The national jollification associated with the public disclosure of our May 2015 ‘first oil’ and the several others that have followed had dragged on for some time though there are indications that it is beginning to occur to us that ‘all that glitters is not gold’ and that after the confirmed oil discoveries and the commencement of oil recovery and sales there are some challenging, even unpalatable realities that we ignore at our peril.
There are the well-known environmental considerations that cause oil-producing countries to become targets for probing enthusiasts who continue to make incremental inroads in their relentless battle to push back fossil fuel recovery and the environmental considerations that derive therefrom. To some extent those issues have over-spilled onto the local oil and gas agenda with issues like our domestic gas to shore considerations already coming under the gimlet eye of our local clean earth advocates.
The environmental considerations are not the only extant ones. There has been no instance, anywhere, where major oil finds in poor countries have not triggered exalted national expectations among the poor and dispossessed, driven by what, sometimes, are images of altogether unrealistic material transformations. The pressure for transformation within wildly unrealistic time frames comes mostly from the have-nots though, ironically, the very earliest opportunities for change that arise invariably accrue to those who are better-positioned to make investments in the realization of those opportunities.
It is this that accounts for, first, the influx of a surfeit of external investors, eternal fortune seekers who are conditioned to recognize opportunities like Guyana’s oil bonanza and to bring their own resources to bear to take advantage of such opportunities. There are the locals, too, lesser entrepreneurs caught up in the sudden explosion of new opportunities afforded by the local content phenomenon and the potential for their real enrichment that it opens up.
Below these, there are often the masses with their limited but no less focused fields of dreams but with no clear perspective on how these are to be realized. They depend for the most part on the undertakings of governments that have no track record whatsoever for what one might call ‘playing in the big league’ but have little option but to do their best to stay abreast of national expectations. Here, there is considerable potential for differences of opinion, even open conflict between impatient, overly expectant populations and governments that struggle to stay abreast of popular expectations and to deliver on their own exalted undertakings.
It is circumstances like these and when all of the various socio-political blights that afflict countries like Guyana are thrown in for good measure, searching and troublesome questions inevitably arise that have to do with the integrity of government and its mindfulness for the welfare of the people and the genuineness of what are, all too often, exalted undertakings. Into these cracks seep a host of intervening considerations that raise further questions equally troublesome questions including some that have to do with whether the collectables from our oil sales are being administered in a manner that best serves the national interest, not least those matters that have to do with poverty eradication.
Those kinds of discourses are invariably attended by excursions into precedent, instances of other countries where natural resource bonanzas have frequently not become transformed into corresponding transformations for the receiving countries and more particularly for what, all too often, are the unfortunate majorities.

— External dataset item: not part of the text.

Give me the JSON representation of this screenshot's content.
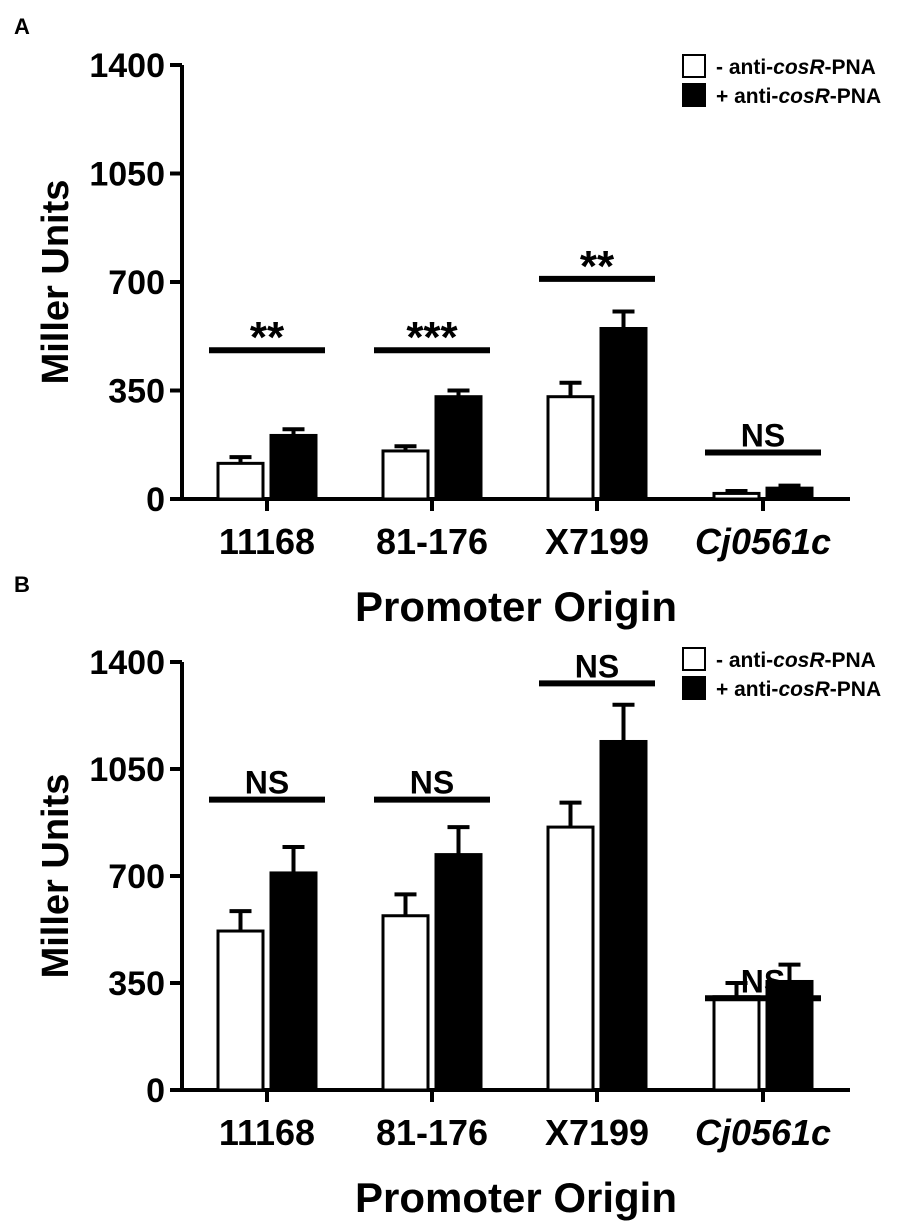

It is no secret that these considerations are often attended by the most counterproductive conflicts.
As this editorial is being written there are already clear signs that, going forward, there will be, in our instance, differences, political ones among others, as to just what are the best options for the management of our oil monies. Intervening voices from outside our own socio-political zone have been seeking to posit options that seek to ‘ring fence’ those resources from political control. Those voices make not altogether irrelevant noises about the culture of corruption that often reposes in the ‘management style’ of poor countries, though, as it happens, there are often boisterous local constituencies of one political hue or another that are altogether prepared to shout down perspectives on the management of those resources that are not in sync with their own.
In the instance of Guyana there are already some disconcerting signs that derive from a historical culture of ingrained political division and an enduring suspicion of the motives of those who rule, ‘big brother’ if you will. So that even as we seek to persuade ourselves that our ‘oil wealth’ is taking us down a well-attended highway to prosperity it would be decidedly unwise to assume that we are embracing a fait accompli. Precedent dictates that we reject that temptation.